6 Spiced Apple Tart from the kitchen of Abby Palazzo ingredients 3 pounds Cortland apples (about 6) 2 1/4 pounds Granny Smith apples (about 5) 2 tablespoons fresh lemon juice 1/2 cup apple cider 5 tablespoons packed brown sugar 1 teaspoon cinnamon 1/2 teaspoon pure vanilla extract Pinch salt 1 9-inch frozen pie shell 1 large egg, beaten with 1 tablespoon water 1 1/2 tablespoons unsalted butter, cut into small pieces and chilled Ice cream, for serving directions Peel and core the apples; cut into 1-inch chunks. Add to a large, heavy skillet and toss with the lemon juice. Stir in the cider, sugar, cinnamon, vanilla and salt; cook over medium-high heat, stirring occasionally, until the liquid reduces, 18 to 20 minutes. Lower the heat to medium and continue to cook, stirring frequently and breaking up half of the apple chunks, until the apples are tender and the mixture is thick, about 12 minutes more.

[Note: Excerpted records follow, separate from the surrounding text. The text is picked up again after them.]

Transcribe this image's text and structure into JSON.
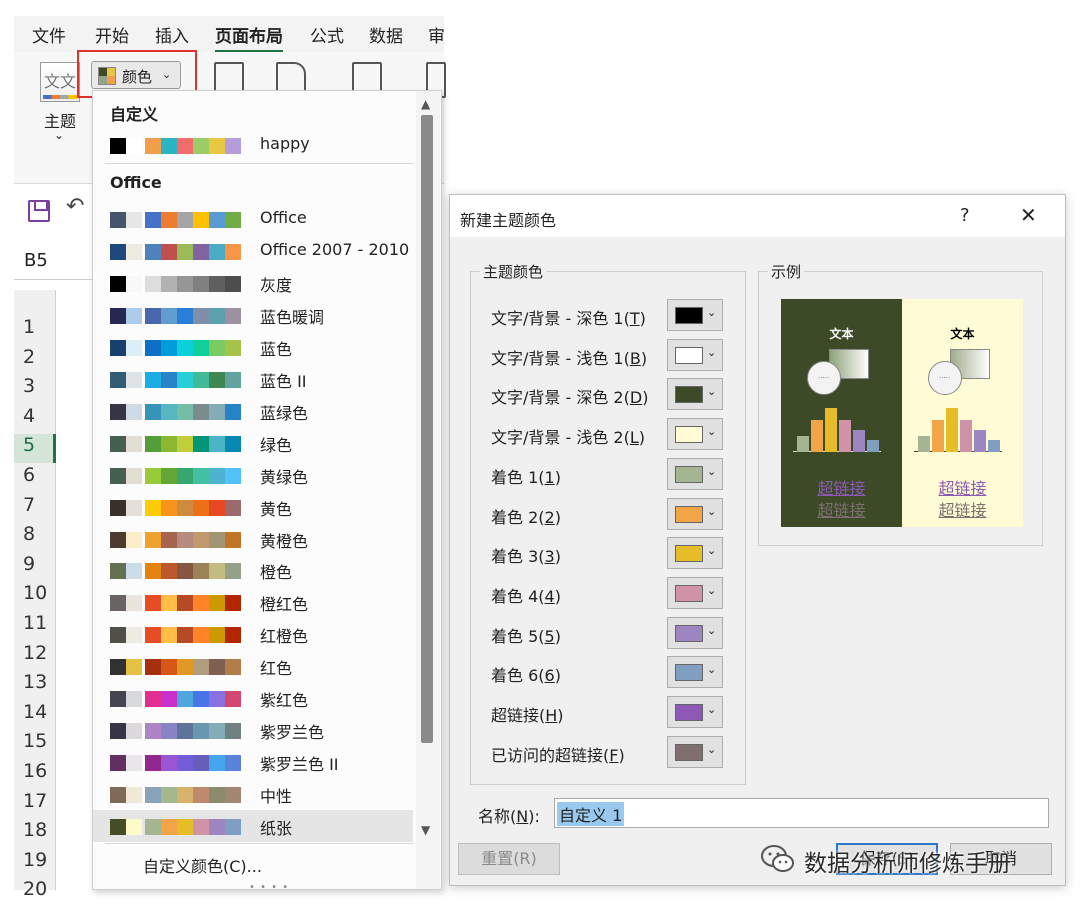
{
  "ribbon": {
    "tabs": [
      "文件",
      "开始",
      "插入",
      "页面布局",
      "公式",
      "数据",
      "审"
    ],
    "active_tab": "页面布局",
    "theme_label": "主题",
    "colors_button": "颜色"
  },
  "name_box": "B5",
  "rows": [
    "1",
    "2",
    "3",
    "4",
    "5",
    "6",
    "7",
    "8",
    "9",
    "10",
    "11",
    "12",
    "13",
    "14",
    "15",
    "16",
    "17",
    "18",
    "19",
    "20"
  ],
  "selected_row": "5",
  "dropdown": {
    "custom_section": "自定义",
    "custom_palettes": [
      {
        "name": "happy",
        "colors": [
          "#000000",
          "#ffffff",
          "#f0a04b",
          "#2ab5c4",
          "#f26c6c",
          "#9ccc65",
          "#e8c840",
          "#b39ddb"
        ]
      }
    ],
    "office_section": "Office",
    "office_palettes": [
      {
        "name": "Office",
        "colors": [
          "#44546a",
          "#e7e6e6",
          "#4472c4",
          "#ed7d31",
          "#a5a5a5",
          "#ffc000",
          "#5b9bd5",
          "#70ad47"
        ]
      },
      {
        "name": "Office 2007 - 2010",
        "colors": [
          "#1f497d",
          "#eeece1",
          "#4f81bd",
          "#c0504d",
          "#9bbb59",
          "#8064a2",
          "#4bacc6",
          "#f79646"
        ]
      },
      {
        "name": "灰度",
        "colors": [
          "#000000",
          "#f8f8f8",
          "#dddddd",
          "#b2b2b2",
          "#969696",
          "#808080",
          "#5f5f5f",
          "#4d4d4d"
        ]
      },
      {
        "name": "蓝色暖调",
        "colors": [
          "#242852",
          "#acccea",
          "#4a66ac",
          "#629dd1",
          "#297fd5",
          "#7f8fa9",
          "#5aa2ae",
          "#9d90a0"
        ]
      },
      {
        "name": "蓝色",
        "colors": [
          "#17406d",
          "#dbeff9",
          "#0f6fc6",
          "#009dd9",
          "#0bd0d9",
          "#10cf9b",
          "#7cca62",
          "#a5c249"
        ]
      },
      {
        "name": "蓝色 II",
        "colors": [
          "#335b74",
          "#dfe3e5",
          "#1cade4",
          "#2683c6",
          "#27ced7",
          "#42ba97",
          "#3e8853",
          "#62a39f"
        ]
      },
      {
        "name": "蓝绿色",
        "colors": [
          "#373545",
          "#cedbe6",
          "#3494ba",
          "#58b6c0",
          "#75bda7",
          "#7a8c8e",
          "#84acb6",
          "#2683c6"
        ]
      },
      {
        "name": "绿色",
        "colors": [
          "#455f51",
          "#e3ded1",
          "#549e39",
          "#8ab833",
          "#c0cf3a",
          "#029676",
          "#4ab5c4",
          "#0989b1"
        ]
      },
      {
        "name": "黄绿色",
        "colors": [
          "#455f51",
          "#e3ded1",
          "#99cb38",
          "#63a537",
          "#37a76f",
          "#44c1a3",
          "#4eb3cf",
          "#51c3f9"
        ]
      },
      {
        "name": "黄色",
        "colors": [
          "#39302a",
          "#e5dedb",
          "#ffca08",
          "#f8931d",
          "#ce8d3e",
          "#ec7016",
          "#e64823",
          "#9c6a6a"
        ]
      },
      {
        "name": "黄橙色",
        "colors": [
          "#4e3b30",
          "#fbeec9",
          "#f0a22e",
          "#a5644e",
          "#b58b80",
          "#c3986d",
          "#a19574",
          "#c17529"
        ]
      },
      {
        "name": "橙色",
        "colors": [
          "#637052",
          "#ccddea",
          "#e48312",
          "#bd582c",
          "#865640",
          "#9b8357",
          "#c2bc80",
          "#94a088"
        ]
      },
      {
        "name": "橙红色",
        "colors": [
          "#696464",
          "#e9e5dc",
          "#e84c22",
          "#ffbd47",
          "#b64926",
          "#ff8427",
          "#cc9900",
          "#b22600"
        ]
      },
      {
        "name": "红橙色",
        "colors": [
          "#505046",
          "#eeece1",
          "#e84c22",
          "#ffbd47",
          "#b64926",
          "#ff8427",
          "#cc9900",
          "#b22600"
        ]
      },
      {
        "name": "红色",
        "colors": [
          "#323232",
          "#e5c243",
          "#a5300f",
          "#d55816",
          "#e19825",
          "#b19c7d",
          "#7f5f52",
          "#b27d49"
        ]
      },
      {
        "name": "紫红色",
        "colors": [
          "#454551",
          "#d8d9dc",
          "#e32d91",
          "#c830cc",
          "#4ea6dc",
          "#4775e7",
          "#8971e1",
          "#d54773"
        ]
      },
      {
        "name": "紫罗兰色",
        "colors": [
          "#373545",
          "#dcd8dc",
          "#ad84c6",
          "#8784c7",
          "#5d739a",
          "#6997af",
          "#84acb6",
          "#6f8183"
        ]
      },
      {
        "name": "紫罗兰色 II",
        "colors": [
          "#632e62",
          "#eae5eb",
          "#92278f",
          "#9b57d3",
          "#755dd9",
          "#665eb8",
          "#45a5ed",
          "#5982db"
        ]
      },
      {
        "name": "中性",
        "colors": [
          "#7f6a57",
          "#f2e8d8",
          "#88a3ba",
          "#a4b88f",
          "#d6b26c",
          "#bf8a6c",
          "#8b8c6b",
          "#a28774"
        ]
      },
      {
        "name": "纸张",
        "colors": [
          "#444d26",
          "#fefac9",
          "#a5b592",
          "#f3a447",
          "#e7bc29",
          "#d092a7",
          "#9c85c0",
          "#809ec2"
        ]
      }
    ],
    "selected": "纸张",
    "custom_colors_link": "自定义颜色(C)..."
  },
  "dialog": {
    "title": "新建主题颜色",
    "help": "?",
    "close": "✕",
    "theme_group": "主题颜色",
    "sample_group": "示例",
    "fields": [
      {
        "label": "文字/背景 - 深色 1",
        "key": "T",
        "color": "#000000"
      },
      {
        "label": "文字/背景 - 浅色 1",
        "key": "B",
        "color": "#ffffff"
      },
      {
        "label": "文字/背景 - 深色 2",
        "key": "D",
        "color": "#3d4a28"
      },
      {
        "label": "文字/背景 - 浅色 2",
        "key": "L",
        "color": "#fefbd5"
      },
      {
        "label": "着色 1",
        "key": "1",
        "color": "#a5b592"
      },
      {
        "label": "着色 2",
        "key": "2",
        "color": "#f3a447"
      },
      {
        "label": "着色 3",
        "key": "3",
        "color": "#e7bc29"
      },
      {
        "label": "着色 4",
        "key": "4",
        "color": "#d092a7"
      },
      {
        "label": "着色 5",
        "key": "5",
        "color": "#9c85c0"
      },
      {
        "label": "着色 6",
        "key": "6",
        "color": "#809ec2"
      },
      {
        "label": "超链接",
        "key": "H",
        "color": "#8e58b6"
      },
      {
        "label": "已访问的超链接",
        "key": "F",
        "color": "#7f6f6f"
      }
    ],
    "sample": {
      "text": "文本",
      "hyperlink": "超链接",
      "visited_hyperlink": "超链接"
    },
    "name_label": "名称",
    "name_key": "N",
    "name_value": "自定义 1",
    "reset_button": "重置(R)",
    "save_button": "保存(S)",
    "cancel_button": "取消"
  },
  "watermark": "数据分析师修炼手册"
}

Remove from the heat; let cool to room temperature. Meanwhile, position a rack and a baking sheet in the center of the oven and preheat to 350 degrees. Let the pie shell sit at room temperature for 15 minutes; fill with 2 1/2 cups of the cooled apple mash (set aside the rest for serving with the Cinnamon Sweet Rolls, recipe also in Recipe Finder). Gently pull the sides of the pie shell away from the pan, folding the dough about 2 inches over the filling and pinching together where necessary. Brush the dough with the beaten egg. Top the filling with the butter. Bake until the crust is golden, 50 to 55 minutes. Transfer to a rack to cool. Serve warm or at room temperature with the ice cream. Benne Seed Cookies From the kitchen of Julia Vassil : 1.5 cups sesame seed One lb box light brown sugar 1.5 cups butter (3sticks)- room temperature 2 large eggs 2 cups all-purpose flour 1 tsp baking powder ¼ tsp salt 2tsps vanilla Roast sesame seeds in oven for three minutes on 350 degrees. Watch carefully so they do not burn. Set aside to cool. Reduce oven to 300. Line cookie sheets with parchment paper. Cream sugar, butter and eggs until very light, about 5 minutes. Sift flour, baking powder and salt. Add to the butter mixture and stir with a spatula until combined. Add vanilla. Stir in seeds. Drop by ½ tspfuls on to the cookie sheets (Should be quarter size). The will spread out nicely. Bake until brown but not burned at the edge( about minutes). Let cool completely. Store between layers of waxed paper in airtight container. They also freeze well but not in a freezer bag.